By now, Unsplash can call itself one of the largest, and most vivid photo communities out there. In the beginning of 2017, it was announced that Unsplash was hived off to become its own company. Now, a significant feature update that will further boost the platform’s growth has been released.
Unsplash and the Unexpected Success
It all began with a regular Tumblr blog, to which a man called Mikael Cho uploaded ten free images every ten days. This was in the spring of 2013. Soon, the success descended on Cho and his allies. A few weeks ago, I wrote down the stations relating to the spinoff of Unsplash Inc. in this article.
A few weeks after the company’s inception, Mikael Cho turns to his supporters via email, and Medium article again, announcing a large update of the service. You may remember that, in the beginning, there were no categories or a search function. Of course, all of that is available today.
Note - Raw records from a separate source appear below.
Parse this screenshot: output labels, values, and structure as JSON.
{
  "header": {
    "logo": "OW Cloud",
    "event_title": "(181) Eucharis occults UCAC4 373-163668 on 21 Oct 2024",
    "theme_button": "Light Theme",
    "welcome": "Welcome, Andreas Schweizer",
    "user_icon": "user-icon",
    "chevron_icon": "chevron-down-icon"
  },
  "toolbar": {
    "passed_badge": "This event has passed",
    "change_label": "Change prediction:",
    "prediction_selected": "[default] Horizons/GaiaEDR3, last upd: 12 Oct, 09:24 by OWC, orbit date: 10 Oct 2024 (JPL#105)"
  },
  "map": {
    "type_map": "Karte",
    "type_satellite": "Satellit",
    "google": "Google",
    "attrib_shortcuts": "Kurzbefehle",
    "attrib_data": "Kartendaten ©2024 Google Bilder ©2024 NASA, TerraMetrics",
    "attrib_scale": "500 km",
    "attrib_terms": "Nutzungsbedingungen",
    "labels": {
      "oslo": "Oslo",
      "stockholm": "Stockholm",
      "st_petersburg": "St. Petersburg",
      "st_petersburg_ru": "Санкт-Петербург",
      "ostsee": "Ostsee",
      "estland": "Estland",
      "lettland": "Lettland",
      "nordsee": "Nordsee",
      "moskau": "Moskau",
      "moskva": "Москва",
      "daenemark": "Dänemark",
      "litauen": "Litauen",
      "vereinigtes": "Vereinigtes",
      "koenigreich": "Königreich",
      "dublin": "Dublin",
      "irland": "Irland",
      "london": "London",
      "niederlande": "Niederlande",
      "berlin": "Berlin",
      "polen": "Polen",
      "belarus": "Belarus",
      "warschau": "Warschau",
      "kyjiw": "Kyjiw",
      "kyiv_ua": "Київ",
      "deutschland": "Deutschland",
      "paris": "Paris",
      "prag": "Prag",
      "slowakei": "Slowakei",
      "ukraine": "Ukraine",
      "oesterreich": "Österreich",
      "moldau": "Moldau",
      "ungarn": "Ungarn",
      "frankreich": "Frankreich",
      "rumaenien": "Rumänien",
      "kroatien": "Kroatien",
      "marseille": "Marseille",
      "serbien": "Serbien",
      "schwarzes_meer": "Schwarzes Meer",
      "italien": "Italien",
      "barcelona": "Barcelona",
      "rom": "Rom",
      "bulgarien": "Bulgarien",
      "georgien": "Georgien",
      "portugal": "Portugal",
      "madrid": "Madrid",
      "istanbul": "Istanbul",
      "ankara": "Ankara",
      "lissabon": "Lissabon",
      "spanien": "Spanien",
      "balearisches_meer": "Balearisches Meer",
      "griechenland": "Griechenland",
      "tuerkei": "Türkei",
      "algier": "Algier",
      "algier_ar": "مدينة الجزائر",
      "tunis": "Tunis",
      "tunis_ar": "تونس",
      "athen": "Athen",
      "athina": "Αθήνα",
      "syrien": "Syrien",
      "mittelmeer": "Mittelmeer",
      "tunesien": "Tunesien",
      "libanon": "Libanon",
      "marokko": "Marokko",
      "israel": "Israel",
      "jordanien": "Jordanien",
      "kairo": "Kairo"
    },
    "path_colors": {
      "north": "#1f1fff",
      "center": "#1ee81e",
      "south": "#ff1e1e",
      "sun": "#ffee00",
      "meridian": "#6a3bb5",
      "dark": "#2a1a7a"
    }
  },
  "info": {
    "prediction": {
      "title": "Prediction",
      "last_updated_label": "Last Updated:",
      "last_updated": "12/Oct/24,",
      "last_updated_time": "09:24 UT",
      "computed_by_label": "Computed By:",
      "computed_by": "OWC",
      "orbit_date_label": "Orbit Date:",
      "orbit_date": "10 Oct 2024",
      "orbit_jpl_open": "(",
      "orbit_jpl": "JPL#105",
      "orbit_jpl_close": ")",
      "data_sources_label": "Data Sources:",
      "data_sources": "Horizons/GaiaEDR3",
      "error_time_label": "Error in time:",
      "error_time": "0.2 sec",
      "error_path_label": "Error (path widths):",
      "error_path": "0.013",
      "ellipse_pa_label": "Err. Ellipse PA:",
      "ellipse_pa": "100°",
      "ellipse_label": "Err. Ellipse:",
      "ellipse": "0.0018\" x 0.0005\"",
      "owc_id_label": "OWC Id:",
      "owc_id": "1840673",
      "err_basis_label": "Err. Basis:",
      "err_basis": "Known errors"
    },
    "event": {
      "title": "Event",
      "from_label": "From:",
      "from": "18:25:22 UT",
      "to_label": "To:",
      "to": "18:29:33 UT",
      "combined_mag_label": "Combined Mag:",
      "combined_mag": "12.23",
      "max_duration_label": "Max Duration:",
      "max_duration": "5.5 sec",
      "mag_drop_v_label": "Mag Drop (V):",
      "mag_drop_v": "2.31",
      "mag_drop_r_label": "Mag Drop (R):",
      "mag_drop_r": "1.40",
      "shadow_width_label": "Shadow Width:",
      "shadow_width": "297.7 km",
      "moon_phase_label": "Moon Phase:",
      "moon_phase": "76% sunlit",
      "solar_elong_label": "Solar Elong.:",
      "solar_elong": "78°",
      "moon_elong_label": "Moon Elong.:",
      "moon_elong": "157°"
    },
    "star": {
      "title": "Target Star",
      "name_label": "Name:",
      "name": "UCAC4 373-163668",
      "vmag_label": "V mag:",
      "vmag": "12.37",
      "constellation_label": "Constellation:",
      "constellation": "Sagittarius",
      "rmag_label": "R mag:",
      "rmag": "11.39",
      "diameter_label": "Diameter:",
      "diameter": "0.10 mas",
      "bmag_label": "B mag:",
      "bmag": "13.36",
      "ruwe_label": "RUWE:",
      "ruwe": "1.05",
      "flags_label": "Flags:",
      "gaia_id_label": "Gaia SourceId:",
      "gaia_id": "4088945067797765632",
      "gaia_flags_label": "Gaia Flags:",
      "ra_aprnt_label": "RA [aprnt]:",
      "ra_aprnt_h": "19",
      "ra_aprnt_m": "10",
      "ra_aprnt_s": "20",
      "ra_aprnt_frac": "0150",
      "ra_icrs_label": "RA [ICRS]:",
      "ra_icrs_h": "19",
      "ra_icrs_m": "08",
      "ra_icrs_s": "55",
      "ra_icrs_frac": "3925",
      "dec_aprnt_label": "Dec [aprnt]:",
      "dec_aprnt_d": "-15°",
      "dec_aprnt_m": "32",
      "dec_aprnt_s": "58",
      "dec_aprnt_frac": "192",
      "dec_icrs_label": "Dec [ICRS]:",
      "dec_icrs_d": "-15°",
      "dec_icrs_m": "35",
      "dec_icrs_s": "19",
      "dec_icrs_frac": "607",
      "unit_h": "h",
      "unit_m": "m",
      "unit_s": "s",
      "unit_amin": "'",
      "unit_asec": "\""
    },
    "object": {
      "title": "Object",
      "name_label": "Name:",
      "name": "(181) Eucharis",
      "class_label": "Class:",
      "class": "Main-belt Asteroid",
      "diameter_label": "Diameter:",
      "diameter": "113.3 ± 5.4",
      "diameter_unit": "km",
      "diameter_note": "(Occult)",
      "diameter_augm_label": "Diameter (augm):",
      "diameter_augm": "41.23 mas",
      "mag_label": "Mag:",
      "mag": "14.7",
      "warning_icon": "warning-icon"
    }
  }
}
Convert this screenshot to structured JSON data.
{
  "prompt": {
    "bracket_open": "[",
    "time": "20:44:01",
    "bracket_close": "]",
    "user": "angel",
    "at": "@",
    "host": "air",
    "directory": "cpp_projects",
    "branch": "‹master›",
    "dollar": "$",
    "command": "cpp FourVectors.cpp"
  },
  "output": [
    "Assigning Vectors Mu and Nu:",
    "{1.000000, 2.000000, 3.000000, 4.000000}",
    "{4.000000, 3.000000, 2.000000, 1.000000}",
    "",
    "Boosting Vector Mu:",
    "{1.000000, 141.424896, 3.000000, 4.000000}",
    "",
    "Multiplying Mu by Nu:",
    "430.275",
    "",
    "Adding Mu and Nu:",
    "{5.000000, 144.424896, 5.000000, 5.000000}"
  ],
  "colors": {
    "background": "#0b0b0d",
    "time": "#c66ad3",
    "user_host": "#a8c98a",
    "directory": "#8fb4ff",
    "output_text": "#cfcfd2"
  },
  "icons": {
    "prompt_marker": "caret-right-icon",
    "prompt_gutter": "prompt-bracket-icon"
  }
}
Now, Unsplash takes the next step, which is a step towards becoming a social network, which is a logical step with a self-conception as a community. Unsplash introduces the following features:
Feature #1: Unsplash Following
Now, it’s possible to follow other members. This way, an according stream will give you live information on what the people you follow are currently doing on the platform. This ranges from liking to adding new photos. Your following-stream will display all of these activities in a clean way.
In the stream, images are displayed as a grid, which saves space while making it look modern and more pleasant. The feature is called Photogrid, and there’s an in-depth presentation right here. Photogrid is the new type of presentation for the following stream, and all other future streams, except for the traditional home, and news streams.
According to Unsplash, the unique advantage of the following function is that photos can be spread a lot faster than before. Photographers don’t have to wait for their new images to be discovered, and, depending on the amount of followers, enjoy immediate interactions.
Aside from the option to follow individual members, you will be asked to name at least three categories of images that you’re especially interested in upon starting to use the following function. I chose “People,” “Technology,” and “Street Photography.”
Based on these categories, Unsplash suggested a solid dozen of photographers that mainly bustle in these sections. I followed all of them. Let’s see how that turns out.
Unsplash Following: Unsplash Gives You Suggestions For People to Follow Based on the Chosen Topics. (Screenshot: Noupe)
The following stream is already available in my Unsplash account. What about you?
Feature #2: Unsplash Notifications
Unsplash notifications work like notifications on Google+. On the top right, next to your profile icon, you’ll find the new bell icon. However, it is not available in my profile yet. According to Mikael Cho, this feature is currently being rolled out internationally. This might take some patience.
A click on the bell opens a small notification overlay. Here, you’ll see new followers, who likes your photos, which collections your image was added to, and more. According to Cho, notifications were one of the most requested new features.
Feature #3: Unsplash Stories
Unsplash Stories lets photographers provide more information on their photos. If a story is available for a photo, you can access it by simply scrolling down on the photo’s detail page.
I have tried it with a dozen of new images, but I couldn’t find a single story. Generally speaking, the idea of providing context to the sheer image is exciting to me. This serves the community idea.
The Rest: Unsplash S and Local
Unsplash S is not literally a feature, but rather a promise of fast performance. In the background, the code is constantly being tweaked. In comparison to previous versions of the service, the success up to this point is impressive. In my browser, Unsplash runs entirely smoothly. Using it is fun.
Unsplash Local is not a new feature either, but instead, it’s the promise to unite the community at a local level. This is also supposed to be done via local events in different parts of the world, like Switzerland and Japan. Events can range from photo walks, workshops, or plain community parties.
Conclusion: Unsplash Has a Lot of Plans
The most recent feature update moves Unsplash closer to communities like 500px. However, Unsplash offers the invaluable advantage that all images are free to use. This is not the case for most of the competition.
The social aspects of the service are sure to cause further growth. It’s also safe to assume that the commitment of the users will increase drastically as well.